Nothing wrong with having 100% equities at 29, as long as you don't panic and sell off when the market drops. I would probably suggest moving 15%-30% into foreign equities to add some diversification.
I only contribute $50/month to my HSA. Before last year my annual medical expenses were near zero so I never really bothered with it - the tax savings weren't worth bothering with the card. Then in the last few years I've had a few thousand in expenses. Blah. I should probably up this. I need another 1500 in it before I can invest it. Maybe at bonus time I will make a one-time contribution, and then start putting in more money. My wife is on my plan, too...and since we plan on having kids soon, yeah, I should get this going.
So if you have the ability, you should try and use your HSA as an additional retirement account. Contribute the max (this is tax-free), watch it grow (also tax-free), withdraw money during retirement (also potentially tax-free). You have to be organized to do this, keeping receipts for medical bills until you withdraw that amount from the HSA, but there is not time limit between when you incur the expense and when you deduct the money from your HSA. I got Lasik surgery a couple years ago, paid out of pocket rather than HSA, but I'll be able to deduct that cost from my HSA whenever I want to even 40 years from now.

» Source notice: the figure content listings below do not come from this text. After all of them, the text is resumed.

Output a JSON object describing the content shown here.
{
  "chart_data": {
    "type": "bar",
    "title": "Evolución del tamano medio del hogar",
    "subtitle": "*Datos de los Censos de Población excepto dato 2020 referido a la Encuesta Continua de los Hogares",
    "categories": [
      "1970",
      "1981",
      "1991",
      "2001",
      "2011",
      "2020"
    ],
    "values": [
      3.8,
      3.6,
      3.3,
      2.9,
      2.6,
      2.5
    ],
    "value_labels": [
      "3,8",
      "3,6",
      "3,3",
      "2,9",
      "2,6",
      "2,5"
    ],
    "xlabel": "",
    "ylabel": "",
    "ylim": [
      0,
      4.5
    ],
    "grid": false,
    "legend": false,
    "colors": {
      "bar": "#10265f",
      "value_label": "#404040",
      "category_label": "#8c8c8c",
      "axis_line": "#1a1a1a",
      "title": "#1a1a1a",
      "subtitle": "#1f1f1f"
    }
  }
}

Regarding an IRA...I looked into this last year but I get confused easily. Fidelity offers an "IRA". But apparently there is a difference between Roth IRA, IRA, Roth Basic, etc. Can someone explain that to me like I'm 5?
Traditional IRA is funded with pre-tax money, withdrawals are taxed. Roth IRA is funded with post-tax money, withdrawals are tax-free. You make too much to contribute to pre-tax IRA, so you should do a Roth IRA.